BROOKSVILLE — A top official at the Hernando County Sheriff's Office has received a written reprimand after an internal investigation sustained allegations that she had been driving drunk.
Emily Vernon, the agency's finance director, pleaded no contest to a DUI charge in February. She must now continue with counseling sessions and keep the Sheriff's Office apprised of her progress at three- and six-month intervals.
In the reprimand, Sheriff Richard Nugent praised Vernon's decision to seek counseling, saying in a letter that the move "leads me to believe that you have taken steps in the right direction."
Vernon, 40, received one year of probation, was ordered to pay nearly $1,000 in fines and had her driver's license suspended for six months after she pleaded no contest to the DUI charge.
But her case caused a stir locally because she wasn't arrested until 10 days after witnesses say she wrecked her truck and acted intoxicated at the crash scene.
Witnesses said that just before midnight on July 12, a motorist swerved across Lake Lindsey Road and hit a road sign before the truck skidded to a stop near the intersection at Daly Road near Istachatta.
Several drivers had followed the vehicle and called 911 to report a reckless driver who they said had forced several vehicles off the road before hitting the sign.
Evidence at the scene — including Vernon's erratic behavior, witness statements and alcohol found inside her truck — indicated that Vernon was inebriated, but deputies determined they could not make an arrest because no witnesses saw her behind the wheel.
The State Attorney's Office decided to press charges after four witnesses came forward July 15 saying they had seen her driving.
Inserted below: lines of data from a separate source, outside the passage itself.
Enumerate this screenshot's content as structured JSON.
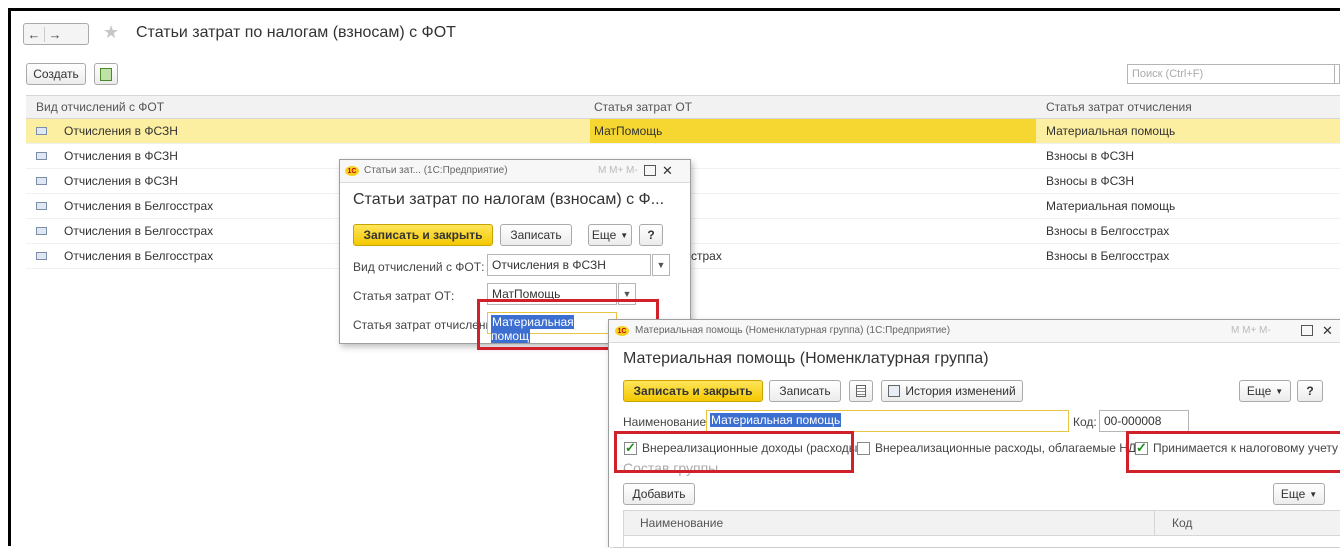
{
  "main": {
    "title": "Статьи затрат по налогам (взносам) с ФОТ",
    "create_label": "Создать",
    "search_placeholder": "Поиск (Ctrl+F)",
    "columns": [
      "Вид отчислений с ФОТ",
      "Статья затрат ОТ",
      "Статья затрат отчисления"
    ],
    "rows": [
      {
        "kind": "Отчисления в ФСЗН",
        "cost_ot": "МатПомощь",
        "cost_ded": "Материальная помощь",
        "selected": true
      },
      {
        "kind": "Отчисления в ФСЗН",
        "cost_ot": "",
        "cost_ded": "Взносы в ФСЗН"
      },
      {
        "kind": "Отчисления в ФСЗН",
        "cost_ot": "",
        "cost_ded": "Взносы в ФСЗН"
      },
      {
        "kind": "Отчисления в Белгосстрах",
        "cost_ot": "",
        "cost_ded": "Материальная помощь"
      },
      {
        "kind": "Отчисления в Белгосстрах",
        "cost_ot": "",
        "cost_ded": "Взносы в Белгосстрах"
      },
      {
        "kind": "Отчисления в Белгосстрах",
        "cost_ot": "сстрах",
        "cost_ded": "Взносы в Белгосстрах"
      }
    ]
  },
  "dialog1": {
    "window_title": "Статьи зат... (1С:Предприятие)",
    "window_controls": "M  M+  M-",
    "logo": "1С",
    "heading": "Статьи затрат по налогам (взносам) с Ф...",
    "save_close": "Записать и закрыть",
    "save": "Записать",
    "more": "Еще",
    "help": "?",
    "label_kind": "Вид отчислений с ФОТ:",
    "value_kind": "Отчисления в ФСЗН",
    "label_cost_ot": "Статья затрат ОТ:",
    "value_cost_ot": "МатПомощь",
    "label_cost_ded": "Статья затрат отчисления:",
    "value_cost_ded": "Материальная помощ"
  },
  "dialog2": {
    "window_title": "Материальная помощь (Номенклатурная группа) (1С:Предприятие)",
    "window_controls": "M  M+  M-",
    "logo": "1С",
    "heading": "Материальная помощь (Номенклатурная группа)",
    "save_close": "Записать и закрыть",
    "save": "Записать",
    "history": "История изменений",
    "more": "Еще",
    "help": "?",
    "label_name": "Наименование:",
    "value_name": "Материальная помощь",
    "label_code": "Код:",
    "value_code": "00-000008",
    "chk1_label": "Внереализационные доходы (расходы)",
    "chk1_checked": true,
    "chk2_label": "Внереализационные расходы, облагаемые НДС",
    "chk2_checked": false,
    "chk3_label": "Принимается к налоговому учету",
    "chk3_checked": true,
    "group_title": "Состав группы",
    "add_label": "Добавить",
    "more2": "Еще",
    "col_name": "Наименование",
    "col_code": "Код"
  },
  "colors": {
    "accent_yellow": "#f6d731",
    "highlight_red": "#d0202a",
    "selected_row": "#fcefa1"
  }
}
Nugent and prosecutors later acknowledged that the deputies on the scene could have made an arrest that night.
Investigators found an empty wine carafe in the passenger seat of her 2004 Chevy truck and a plastic bottle with a half-inch of a pinkish liquid that smelled like alcohol, arrest reports said.
According to another internal investigation report released this week, a deputy also received a written reprimand after it was found that he had been drinking in the eight hours before coming to work.
Deputy David Feger came to work Dec. 16 smelling of alcohol and was promptly sent home by his supervisors, according to the report. Feger later admitted to drinking from a bottle of whiskey the night before coming in to work and said he had already sought out counseling.
"I encourage you to seek any assistance you feel may be necessary," said Maj. Alan Arick in a letter to Feger.